A few months later, en route to California, and now walking, Edie toddled up and down the aisle 417 times. What started as something cute soon soured as the plane’s carpet started to wear thin, along with the fellow passengers’ patience.
But we’ve learnt some lessons from those airborne experiences. With young toddlers it’s important to be well-equipped – everything from milk and blankets to teddies. We even brought Ewan the Dream Sheep once; though I’m confident his discreet heartbeat couldn’t be heard over the plane’s engine, he made a fantastic pillow for me. With older children, choose entertainment and distraction. We load up with colouring books and stories – and the iPad. Yep, I said it. But you’ll be grateful when it means you can enjoy that £12 rosé miniature.
Unfortunately the challenges don’t end when you touch down. Like most children, Edie and Arlo howled the first time they were expected to go anywhere near sand. You spend all that money on a beach holiday and then your children react like you’re torturing their tiny soles (and souls). Best way to get over this? Bury daddy. You’ll be finding sand in every orifice for weeks, but it works.
Next up, the sleeping, or lack of. Unfamiliar beds, missed daytime naps, jetlag, climbing the walls after six-too-many ice lollies – you get the picture. I’m no professional sleep-training fairy, but all we’ve ever done on holiday is try to make bedtime as normal as possible. We’ve taken nightlights from home, read a couple of extra stories to settle them, and accepted they might take a little longer to drop off.

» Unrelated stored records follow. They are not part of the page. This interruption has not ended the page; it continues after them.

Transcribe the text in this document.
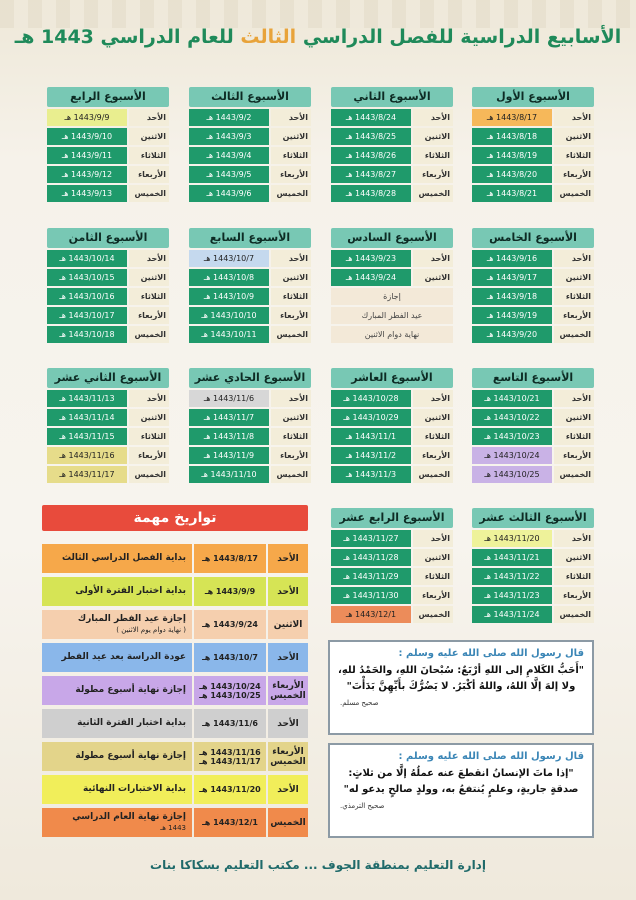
الأسابيع الدراسية للفصل الدراسي الثالث للعام الدراسي 1443 هـ
الأسبوع الأول
الأحد
1443/8/17 هـ
الاثنين
1443/8/18 هـ
الثلاثاء
1443/8/19 هـ
الأربعاء
1443/8/20 هـ
الخميس
1443/8/21 هـ
الأسبوع الثاني
الأحد
1443/8/24 هـ
الاثنين
1443/8/25 هـ
الثلاثاء
1443/8/26 هـ
الأربعاء
1443/8/27 هـ
الخميس
1443/8/28 هـ
الأسبوع الثالث
الأحد
1443/9/2 هـ
الاثنين
1443/9/3 هـ
الثلاثاء
1443/9/4 هـ
الأربعاء
1443/9/5 هـ
الخميس
1443/9/6 هـ
الأسبوع الرابع
الأحد
1443/9/9 هـ
الاثنين
1443/9/10 هـ
الثلاثاء
1443/9/11 هـ
الأربعاء
1443/9/12 هـ
الخميس
1443/9/13 هـ
الأسبوع الخامس
الأحد
1443/9/16 هـ
الاثنين
1443/9/17 هـ
الثلاثاء
1443/9/18 هـ
الأربعاء
1443/9/19 هـ
الخميس
1443/9/20 هـ
الأسبوع السادس
الأحد
1443/9/23 هـ
الاثنين
1443/9/24 هـ
إجازة
عيد الفطر المبارك
نهاية دوام الاثنين
الأسبوع السابع
الأحد
1443/10/7 هـ
الاثنين
1443/10/8 هـ
الثلاثاء
1443/10/9 هـ
الأربعاء
1443/10/10 هـ
الخميس
1443/10/11 هـ
الأسبوع الثامن
الأحد
1443/10/14 هـ
الاثنين
1443/10/15 هـ
الثلاثاء
1443/10/16 هـ
الأربعاء
1443/10/17 هـ
الخميس
1443/10/18 هـ
الأسبوع التاسع
الأحد
1443/10/21 هـ
الاثنين
1443/10/22 هـ
الثلاثاء
1443/10/23 هـ
الأربعاء
1443/10/24 هـ
الخميس
1443/10/25 هـ
الأسبوع العاشر
الأحد
1443/10/28 هـ
الاثنين
1443/10/29 هـ
الثلاثاء
1443/11/1 هـ
الأربعاء
1443/11/2 هـ
الخميس
1443/11/3 هـ
الأسبوع الحادي عشر
الأحد
1443/11/6 هـ
الاثنين
1443/11/7 هـ
الثلاثاء
1443/11/8 هـ
الأربعاء
1443/11/9 هـ
الخميس
1443/11/10 هـ
الأسبوع الثاني عشر
الأحد
1443/11/13 هـ
الاثنين
1443/11/14 هـ
الثلاثاء
1443/11/15 هـ
الأربعاء
1443/11/16 هـ
الخميس
1443/11/17 هـ
الأسبوع الثالث عشر
الأحد
1443/11/20 هـ
الاثنين
1443/11/21 هـ
الثلاثاء
1443/11/22 هـ
الأربعاء
1443/11/23 هـ
الخميس
1443/11/24 هـ
الأسبوع الرابع عشر
الأحد
1443/11/27 هـ
الاثنين
1443/11/28 هـ
الثلاثاء
1443/11/29 هـ
الأربعاء
1443/11/30 هـ
الخميس
1443/12/1 هـ
تواريخ مهمة
الأحد
1443/8/17 هـ
بداية الفصل الدراسي الثالث
الأحد
1443/9/9 هـ
بداية اختبار الفترة الأولى
الاثنين
1443/9/24 هـ
إجازة عيد الفطر المبارك
( نهاية دوام يوم الاثنين )
الأحد
1443/10/7 هـ
عودة الدراسة بعد عيد الفطر
الأربعاء الخميس
1443/10/24 هـ
1443/10/25 هـ
إجازة نهاية أسبوع مطولة
الأحد
1443/11/6 هـ
بداية اختبار الفترة الثانية
الأربعاء الخميس
1443/11/16 هـ
1443/11/17 هـ
إجازة نهاية أسبوع مطولة
الأحد
1443/11/20 هـ
بداية الاختبارات النهائية
الخميس
1443/12/1 هـ
إجازة نهاية العام الدراسي
1443 هـ
قال رسول الله صلى الله عليه وسلم :
"أَحَبُّ الكَلامِ إلى اللهِ أرْبَعٌ: سُبْحانَ اللهِ، والحَمْدُ للهِ، ولا إلهَ إلَّا اللهُ، واللهُ أكْبَرُ. لا يَضُرُّكَ بأَيِّهِنَّ بَدَأْتَ"
صحيح مسلم.
قال رسول الله صلى الله عليه وسلم :
"إذا ماتَ الإنسانُ انقطعَ عنه عملُهُ إلَّا من ثلاثٍ: صدقةٍ جاريةٍ، وعلمٍ يُنتفعُ به، وولدٍ صالحٍ يدعو له"
صحيح الترمذي.
إدارة التعليم بمنطقة الجوف ... مكتب التعليم بسكاكا بنات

We’ve been on various holidays since becoming parents and while they’ve had their moments, they’ve also left us with some of our fondest times. Looking back, for the sake of a difficult flight, would I want to be without the memories of the children exploring beautiful countries and coastlines? Never. Even the restless nights, the tiredness and the dunking of over-priced ice creams in sand are all worth it for the moments filled with curiosity and shrieking laughter. Lava-like sangria, anyone?